Peshawar (AsiaNews) - Ad un anno esatto dalla strage, la Chiesa cattolica pakistana si unisce al cordoglio del Paese nel ricordare le vittime dell’attacco alla scuola militare di Peshawar, e in particolare i bambini caduti sotto i colpi del commando terrorista. In mattinata i fedeli hanno partecipato a una speciale cerimonia di preghiera che si è tenuta nelle chiese di Peshawar e Lahore. In tutto il Pakistan si è inoltre tenuto un minuto di silenzio, con interruzione totale del traffico automobilistico, per omaggiare la memoria delle vittime e manifestare un gesto concreto di solidarietà verso le loro famiglie.
Interpellato da AsiaNews mons. Rufin Anthony, vescovo di Islamabad/Rawalpindi sottolinea che pur a distanza di un anno “le emozioni e il dolore non si possono esprimere a parole”. Il prelato invita a pregare per la pace, in particolare in questo periodo di Natale che “è un messaggio di pace per tutta l’umanità”. “Ricordiamo il sacrificio di quanti hanno perso la vita - aggiunge il prelato - in questo atto terribile di terrorismo” e “plaudiamo al coraggio dei genitori e delle famiglie” dei bambini uccisi che “continuano a soffrire”.
Per combattere l’ideologia terrorista, avverte il vescovo, sono oggi più che mai importanti “l’istruzione dei giovani” e la possibilità di “dar loro un futuro”, perché “non succeda più di vedere bambini andare a scuola e uscirne in ambulanza”. Per questo il 20 dicembre si terrà una speciale giornata di preghiera per la pace “e chiediamo a tutti di unirsi in solidarietà”.
P. Anthony William, sacerdote a Peshawar, aggiunge che a distanza di un anno “è ancora oggi essenziale fornire aiuto e assistenza psicologica agli studenti” sopravvissuti, ma vittime del trauma e che “necessitano di riabilitazione”. “Mentre ci prepariamo al Natale - afferma - preghiamo per la pace nel Paese”.
Il 16 dicembre 2014 un commando composto da nove persone e affiliato al Tehreek-e-Taliban Pakistan (Ttp) ha assaltato una scuola militare di Peshawar uccidendo 148 persone, di cui 132 bambini tra i 7 e i 14 anni. I talebani hanno affermato che l'attacco era una vendetta all'offensiva dell'esercito pakistano nelle regioni del nord-ovest, lungo il confine con l'Afghanistan, storiche roccaforti degli islamisti, che ha causato la morte di oltre 1.200 miliziani.
La strage è stata condannata con forza da tutta la società, dai vertici della Chiesa cattolica pakistana - con duri interventi del vescovo di Islamabad e dell'arcivescovo di Karachi - oltre che dalla comunità internazionale. Ancora oggi l’attacco richiama alla memoria una ferita profonda e in molti, soprattutto fra i familiari, più che giustizia cercano vendetta.
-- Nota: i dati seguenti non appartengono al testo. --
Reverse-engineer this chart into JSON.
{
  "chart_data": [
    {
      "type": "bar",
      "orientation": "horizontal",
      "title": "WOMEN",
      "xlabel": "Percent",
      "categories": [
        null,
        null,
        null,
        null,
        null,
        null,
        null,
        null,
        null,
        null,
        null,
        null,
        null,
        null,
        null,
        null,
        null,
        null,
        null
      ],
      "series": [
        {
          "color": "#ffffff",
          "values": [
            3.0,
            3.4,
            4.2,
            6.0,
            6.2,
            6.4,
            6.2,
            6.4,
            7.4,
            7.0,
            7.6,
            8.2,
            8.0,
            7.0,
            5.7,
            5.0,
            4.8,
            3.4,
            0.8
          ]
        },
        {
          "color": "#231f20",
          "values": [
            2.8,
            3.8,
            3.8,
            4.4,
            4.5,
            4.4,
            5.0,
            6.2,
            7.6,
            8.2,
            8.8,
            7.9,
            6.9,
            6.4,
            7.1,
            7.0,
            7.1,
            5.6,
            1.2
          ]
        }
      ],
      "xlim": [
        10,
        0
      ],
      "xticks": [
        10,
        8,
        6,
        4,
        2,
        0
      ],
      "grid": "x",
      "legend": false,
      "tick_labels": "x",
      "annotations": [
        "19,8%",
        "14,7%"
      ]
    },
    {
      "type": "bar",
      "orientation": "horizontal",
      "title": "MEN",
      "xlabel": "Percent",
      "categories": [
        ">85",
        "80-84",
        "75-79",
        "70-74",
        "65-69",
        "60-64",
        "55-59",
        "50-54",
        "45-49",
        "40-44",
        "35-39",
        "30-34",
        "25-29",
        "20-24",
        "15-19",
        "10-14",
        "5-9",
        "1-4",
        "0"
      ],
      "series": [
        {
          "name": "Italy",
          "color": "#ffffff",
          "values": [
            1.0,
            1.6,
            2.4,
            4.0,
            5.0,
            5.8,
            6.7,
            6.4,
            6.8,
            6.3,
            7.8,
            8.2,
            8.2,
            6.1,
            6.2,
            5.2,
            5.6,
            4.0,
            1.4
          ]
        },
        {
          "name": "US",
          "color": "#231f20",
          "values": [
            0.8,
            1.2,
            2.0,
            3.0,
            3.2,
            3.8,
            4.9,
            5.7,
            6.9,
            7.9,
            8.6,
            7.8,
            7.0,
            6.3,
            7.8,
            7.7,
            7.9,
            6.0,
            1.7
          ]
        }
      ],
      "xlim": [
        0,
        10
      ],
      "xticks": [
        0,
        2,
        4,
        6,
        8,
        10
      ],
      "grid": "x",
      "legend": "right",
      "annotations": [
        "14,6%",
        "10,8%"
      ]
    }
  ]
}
Un gruppo di sopravvissuti alla strage si dice “felice” delle esecuzioni capitali comminate (ed eseguite) ai componenti del commando. Difatti all’attacco talebano alla scuola militare di Peshawar è legata la decisione del governo di cancellare la moratoria sulla pena di morte, in particolare per i reati legati al terrorismo. Dall’inchiesta è emerso che il commando autore della strage alla scuola militare aveva l’ordine di sparare e causare il maggior numero di vittime.
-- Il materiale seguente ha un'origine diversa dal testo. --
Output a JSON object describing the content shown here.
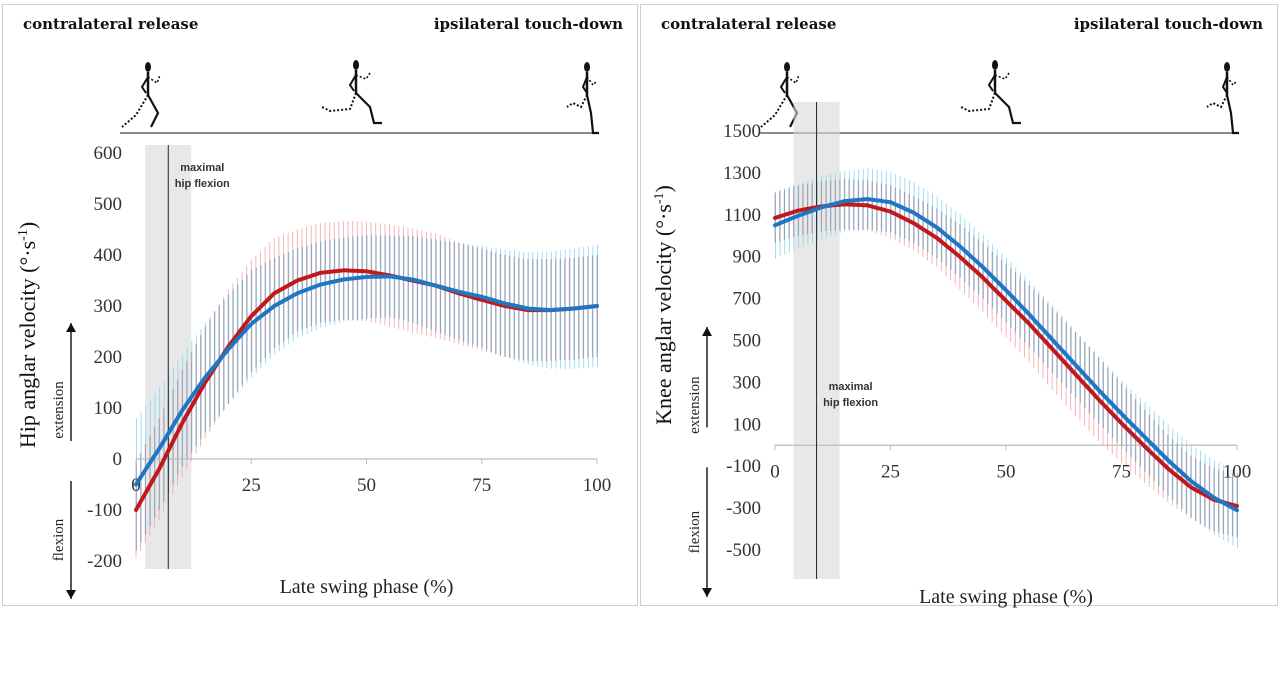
{
  "phases": {
    "start": "contralateral release",
    "end": "ipsilateral touch-down"
  },
  "colors": {
    "series_a": "#c0191c",
    "series_b": "#1f77c4",
    "band_a": "#f4a8a8",
    "band_b": "#8fd8f0",
    "band_overlap": "#8a98b2",
    "shade": "#d9d9d9"
  },
  "chart_data": [
    {
      "type": "line",
      "panel": "hip",
      "xlabel": "Late swing phase (%)",
      "ylabel_main": "Hip anglar velocity (°·s",
      "ylabel_sup": "-1",
      "ylabel_end": ")",
      "direction_up": "extension",
      "direction_down": "flexion",
      "annotation": [
        "maximal",
        "hip flexion"
      ],
      "annotation_x": 7,
      "shaded_x": [
        2,
        12
      ],
      "xlim": [
        0,
        100
      ],
      "ylim": [
        -200,
        600
      ],
      "xticks": [
        0,
        25,
        50,
        75,
        100
      ],
      "yticks": [
        -200,
        -100,
        0,
        100,
        200,
        300,
        400,
        500,
        600
      ],
      "grid": false,
      "series": [
        {
          "x": [
            0,
            5,
            10,
            15,
            20,
            25,
            30,
            35,
            40,
            45,
            50,
            55,
            60,
            65,
            70,
            75,
            80,
            85,
            90,
            95,
            100
          ],
          "values": [
            -100,
            -20,
            70,
            150,
            220,
            280,
            325,
            350,
            365,
            370,
            368,
            360,
            350,
            340,
            325,
            312,
            300,
            292,
            292,
            295,
            300
          ],
          "sd": [
            95,
            100,
            105,
            110,
            112,
            110,
            108,
            100,
            98,
            97,
            98,
            100,
            102,
            102,
            100,
            100,
            100,
            100,
            100,
            100,
            100
          ]
        },
        {
          "x": [
            0,
            5,
            10,
            15,
            20,
            25,
            30,
            35,
            40,
            45,
            50,
            55,
            60,
            65,
            70,
            75,
            80,
            85,
            90,
            95,
            100
          ],
          "values": [
            -50,
            20,
            95,
            160,
            215,
            265,
            300,
            325,
            342,
            352,
            357,
            358,
            352,
            340,
            328,
            318,
            305,
            295,
            292,
            295,
            300
          ],
          "sd": [
            130,
            120,
            110,
            108,
            108,
            105,
            95,
            88,
            85,
            82,
            82,
            80,
            85,
            90,
            95,
            100,
            105,
            110,
            115,
            118,
            120
          ]
        }
      ]
    },
    {
      "type": "line",
      "panel": "knee",
      "xlabel": "Late swing phase (%)",
      "ylabel_main": "Knee anglar velocity (°·s",
      "ylabel_sup": "-1",
      "ylabel_end": ")",
      "direction_up": "extension",
      "direction_down": "flexion",
      "annotation": [
        "maximal",
        "hip flexion"
      ],
      "annotation_x": 9,
      "shaded_x": [
        4,
        14
      ],
      "xlim": [
        0,
        100
      ],
      "ylim": [
        -600,
        1600
      ],
      "xticks": [
        0,
        25,
        50,
        75,
        100
      ],
      "yticks": [
        -500,
        -300,
        -100,
        100,
        300,
        500,
        700,
        900,
        1100,
        1300,
        1500
      ],
      "grid": false,
      "series": [
        {
          "x": [
            0,
            5,
            10,
            15,
            20,
            25,
            30,
            35,
            40,
            45,
            50,
            55,
            60,
            65,
            70,
            75,
            80,
            85,
            90,
            95,
            100
          ],
          "values": [
            1085,
            1120,
            1140,
            1150,
            1145,
            1115,
            1060,
            990,
            900,
            800,
            690,
            580,
            460,
            340,
            220,
            105,
            -5,
            -110,
            -200,
            -260,
            -290
          ],
          "sd": [
            120,
            120,
            120,
            120,
            120,
            125,
            130,
            140,
            155,
            165,
            175,
            185,
            195,
            200,
            200,
            190,
            175,
            160,
            150,
            150,
            150
          ]
        },
        {
          "x": [
            0,
            5,
            10,
            15,
            20,
            25,
            30,
            35,
            40,
            45,
            50,
            55,
            60,
            65,
            70,
            75,
            80,
            85,
            90,
            95,
            100
          ],
          "values": [
            1050,
            1095,
            1135,
            1165,
            1175,
            1160,
            1110,
            1040,
            950,
            850,
            740,
            625,
            505,
            385,
            265,
            150,
            40,
            -70,
            -170,
            -250,
            -310
          ],
          "sd": [
            160,
            155,
            150,
            145,
            145,
            145,
            145,
            148,
            150,
            152,
            155,
            158,
            160,
            160,
            160,
            160,
            165,
            170,
            175,
            178,
            180
          ]
        }
      ]
    }
  ]
}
Intanto la provincia di Khyber Pukhtunkhawa ha proclamato una giornata di fermo totale delle attività, per ricordare la strage; in solidarietà, la Chiesa cattolica ha deciso di chiudere per questa giornata tutte le scuole. L’allerta è ai massimi livelli, nel timore (concreto) di nuovi attacchi in questa giornata di memoria e di lutto nazionale. Nella scuola teatro dell’attacco si è svolta in mattinata una cerimonia di suffragio, cui hanno partecipato fra gli altri il premier pakistano Nawaz Sharif e il comandante dell’esercito gen. Raheel Sharif.